If you enjoy counted cross stitch but have been using Aida fabric up to this point - maybe it's time to consider linen or evenweave?
These fabrics offer a whole different experience for stitchers. If you're ready to take the next step with counted cross stitch, here's how!
Although Aida cloth is easy to stitch on, you might not like the blocky look of the unstitched areas. Evenweave or linen fabrics give the counted cross stitch piece an overall smoother appearance due to the way they have been woven. You can see the difference in the photographs below.
Some beginners shy away from these fabrics, thinking that they are difficult to stitch on. But this is not the case at all! It is just a case of training your eye to stitch over two, instead of a solidly woven block with holes in each corner.
When it comes to working cross stitch patterns containing fractional stitches, linen and evenweave are a lot easier to work with than Aida. No more trying to force a blunt needle through the exact centre of a solidly woven block!
When working on higher fabric counts, I find a magnifier lamp to be an invaluable tool for my older eyes. If you don't have one yet, try to ensure you stitch in good natural light, to avoid picking up the wrong floss colors by mistake.
If you do not already own one - invest in an embroidery hoop to hold your counted cross stitch piece taut while working. I wrote a page on embroidery hoops which will give you further information.
As far as needles go, you may find that you need them to be finer so they slip through the gaps easily, without distorting them. The blunt points of tapestry needles will prevent you from piercing the threads.
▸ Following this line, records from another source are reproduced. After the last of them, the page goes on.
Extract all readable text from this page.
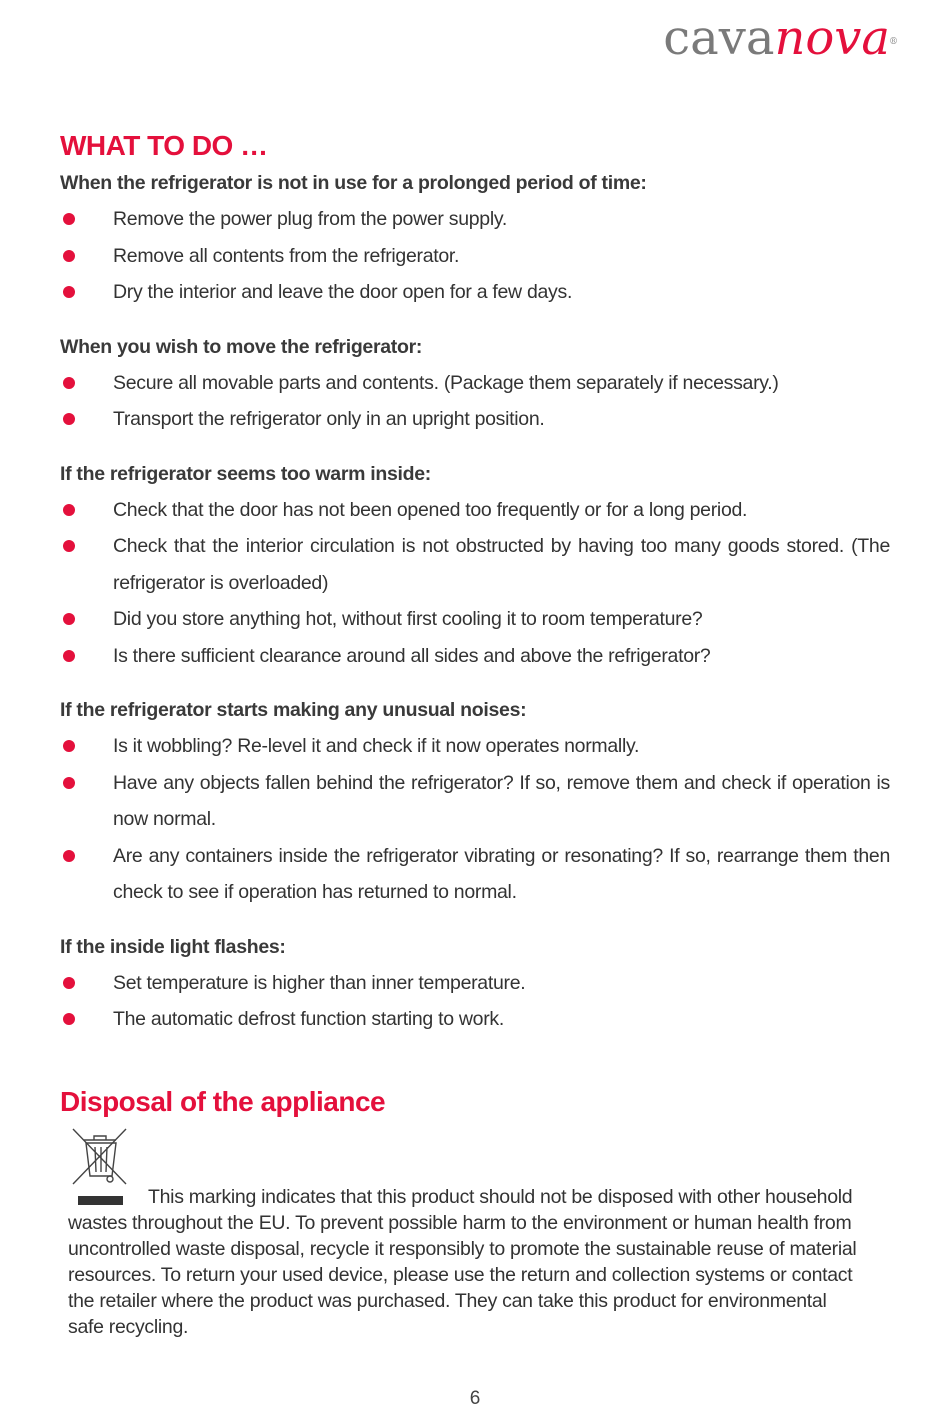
cavanova ®
WHAT TO DO …
When the refrigerator is not in use for a prolonged period of time:
Remove the power plug from the power supply.
Remove all contents from the refrigerator.
Dry the interior and leave the door open for a few days.
When you wish to move the refrigerator:
Secure all movable parts and contents. (Package them separately if necessary.)
Transport the refrigerator only in an upright position.
If the refrigerator seems too warm inside:
Check that the door has not been opened too frequently or for a long period.
Check that the interior circulation is not obstructed by having too many goods stored. (The refrigerator is overloaded)
Did you store anything hot, without first cooling it to room temperature?
Is there sufficient clearance around all sides and above the refrigerator?
If the refrigerator starts making any unusual noises:
Is it wobbling? Re-level it and check if it now operates normally.
Have any objects fallen behind the refrigerator? If so, remove them and check if operation is now normal.
Are any containers inside the refrigerator vibrating or resonating? If so, rearrange them then check to see if operation has returned to normal.
If the inside light flashes:
Set temperature is higher than inner temperature.
The automatic defrost function starting to work.
Disposal of the appliance

This marking indicates that this product should not be disposed with other household wastes throughout the EU. To prevent possible harm to the environment or human health from uncontrolled waste disposal, recycle it responsibly to promote the sustainable reuse of material resources. To return your used device, please use the return and collection systems or contact the retailer where the product was purchased. They can take this product for environmental safe recycling.

6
Size 26 or even 28 needles are ideal.
Often I find people get confused as to whether cross stitching on evenweave will alter the finished size of a design. As you will (normally) be working over two fabric threads, just half the number per inch to give the equivalent Aida dimensions.
For example if you have a chart where the instructions state the size when using 14 count Aida, and you stitch it on 28 count linen, your project will end up the same size.
It only gets tricky when halving the thread count does not match what is shown in your cross stitch kits. But I have a magic cross stitch calculator that will help you here.
As your stitching will end up the same size, you can continue to split the six strands of floss and stitch with just two.
Evenweave fabric is woven in an over/under method. If you look at the vertical threads some go over the horizontal ones and some lay below. It is best to start stitching beside an "over" one. This helps to keep the stitch from slipping underneath. The saying goes "a picture's worth a thousand words" so check my diagram below if this is not clear.
Imagine if you can, a tic-tac-toe board. You have two lines going horizontally and two vertically, giving you 9 places to put your cross or nought. With me so far?
Well just exchange the lines for fabric threads and you can see that you have 9 places where you could put your needle. We normally only use the four corner holes leaving one empty on each side and one in the centre.
So, you've brought your needle up in the correct hole. We are going to take a diagonal stitch "over 2", this involves missing out the first hole and using the second.
We will have an empty hole in the centre of our stitch. Then bring the needle back up two holes down, to form the bottom right-hand corner of our cross stitch.
Complete the stitch by skipping the central hole again and going down in the top left corner. Look at the diagram again if you need to.
Working one stitch at a time like this when doing cross stitch on linen is known as the English method. You can use both the continental and English methods on the same piece of work.
There is an advantage to always starting your counted cross stitch next to a vertical "over" thread.
It is much easier to spot when you have gone wrong!
Stitching on evenweave opens up another possibility, that of stitching areas "over 1".
This technique is great for adding fine detail to a design. In place of 1 "normal" stitch you will use 4 smaller crosses. Some cross stitch kits use this technique to add intricate features to faces, or to add fingers to tiny hands.
I hope this tutorial on working counted cross stitch on evenweave has been useful to you. At least if you try it, you can then decide whether you prefer these types of fabrics or Aida cloth to work on.